Carnagal: He chose his words carefully. He said, “Going to [REDACTED] High is like going to war.” I wasn’t quite sure what he meant, and upon further inquiry, he became quite manic––rambling on about temptation and repentance for sins he refrained from committing. “Hail Mary, blessed be her name,” he repeated over and over and over again. I sat still and listened, intently now. After some minutes, he began to sob uncontrollably. He told me he hated himself. Then he asked if he could hug me, and um…our embrace lasted longer than I anticipated. He implored me to understand that he, uh…wasn’t always “like this.” I knew. I asked if he ever…acted on his desires. He reeled. “I would never…I’m sick, very very sick, but I would never.” He repeated it twice, exaggerating confidence. My gut believed him. I asked him, “Would you ever?” to which he shook his head vehemently. Left, right, in flawless symmetry. The fantasies couldn’t be helped––God offered him no respite, confessing in shame that he had yet to hear his voice. He begged for me to tell him what it sounded like; if he sounds familiar––I told him I don’t believe in God. 

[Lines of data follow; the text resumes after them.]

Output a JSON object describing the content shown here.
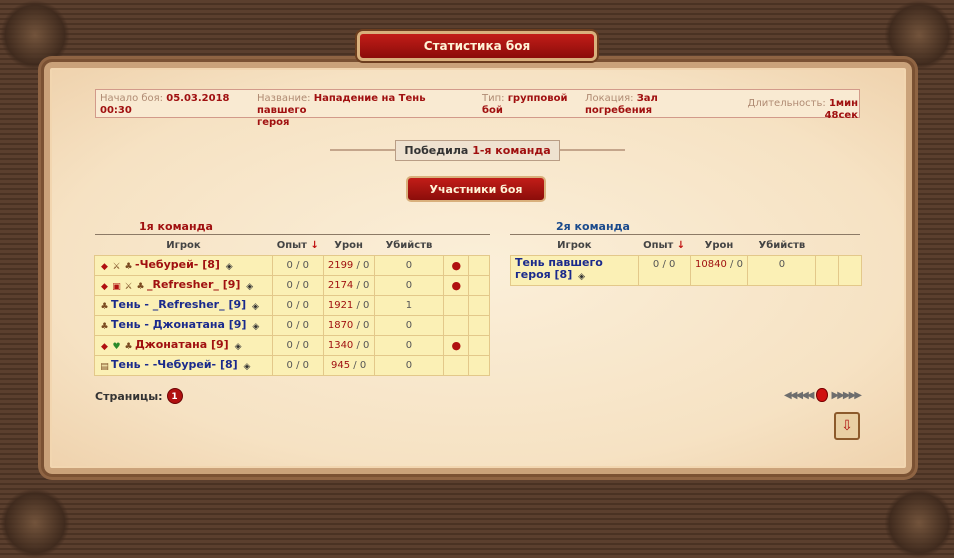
{
  "window": {
    "title": "Статистика боя"
  },
  "battle_info": {
    "start_label": "Начало боя:",
    "start_value_line1": "05.03.2018",
    "start_value_line2": "00:30",
    "name_label": "Название:",
    "name_value_line1": "Нападение на Тень павшего",
    "name_value_line2": "героя",
    "type_label": "Тип:",
    "type_value_line1": "групповой",
    "type_value_line2": "бой",
    "location_label": "Локация:",
    "location_value_line1": "Зал",
    "location_value_line2": "погребения",
    "duration_label": "Длительность:",
    "duration_value": "1мин 48сек"
  },
  "result": {
    "prefix": "Победила",
    "winner": "1-я команда"
  },
  "participants_label": "Участники боя",
  "columns": {
    "player": "Игрок",
    "exp": "Опыт",
    "damage": "Урон",
    "kills": "Убийств"
  },
  "team1": {
    "title": "1я команда",
    "rows": [
      {
        "name": "-Чебурей- [8]",
        "exp": "0 / 0",
        "dmg": "2199",
        "dmg_total": "0",
        "kills": "0",
        "bomb": true,
        "color": "red"
      },
      {
        "name": "_Refresher_ [9]",
        "exp": "0 / 0",
        "dmg": "2174",
        "dmg_total": "0",
        "kills": "0",
        "bomb": true,
        "color": "red"
      },
      {
        "name": "Тень - _Refresher_ [9]",
        "exp": "0 / 0",
        "dmg": "1921",
        "dmg_total": "0",
        "kills": "1",
        "bomb": false,
        "color": "blue"
      },
      {
        "name": "Тень - Джонатана [9]",
        "exp": "0 / 0",
        "dmg": "1870",
        "dmg_total": "0",
        "kills": "0",
        "bomb": false,
        "color": "blue"
      },
      {
        "name": "Джонатана [9]",
        "exp": "0 / 0",
        "dmg": "1340",
        "dmg_total": "0",
        "kills": "0",
        "bomb": true,
        "color": "red"
      },
      {
        "name": "Тень - -Чебурей- [8]",
        "exp": "0 / 0",
        "dmg": "945",
        "dmg_total": "0",
        "kills": "0",
        "bomb": false,
        "color": "blue"
      }
    ]
  },
  "team2": {
    "title": "2я команда",
    "rows": [
      {
        "name_line1": "Тень павшего",
        "name_line2": "героя [8]",
        "exp": "0 / 0",
        "dmg": "10840",
        "dmg_total": "0",
        "kills": "0"
      }
    ]
  },
  "pagination": {
    "label": "Страницы:",
    "current": "1"
  },
  "icons": [
    "sort-down-icon",
    "bomb-icon",
    "diamond-icon",
    "scroll-icon"
  ],
  "colors": {
    "accent_red": "#a01010",
    "name_blue": "#1a2a8c",
    "row_bg": "#fbf0b5"
  }
}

INTERVIEWER: Did he, in that moment or any other, strike you as an immediate threat to anyone’s safety?

Carnagal: No. It was certainly a judgment call, and confidentiality is legally gray with no actual crime admitted or committed…but, no.

INTERVIEWER: And did he at all mention the name [REDACTED]1?

Carnagal: No. 

INTERVIEWER: Are you sure? Please, try and take a moment to think.

Carnagal: Yes.

INTERVIEWER: In hindsight, do you wish that you would have handled anything differently?

Carnagal: What the fuck do you think?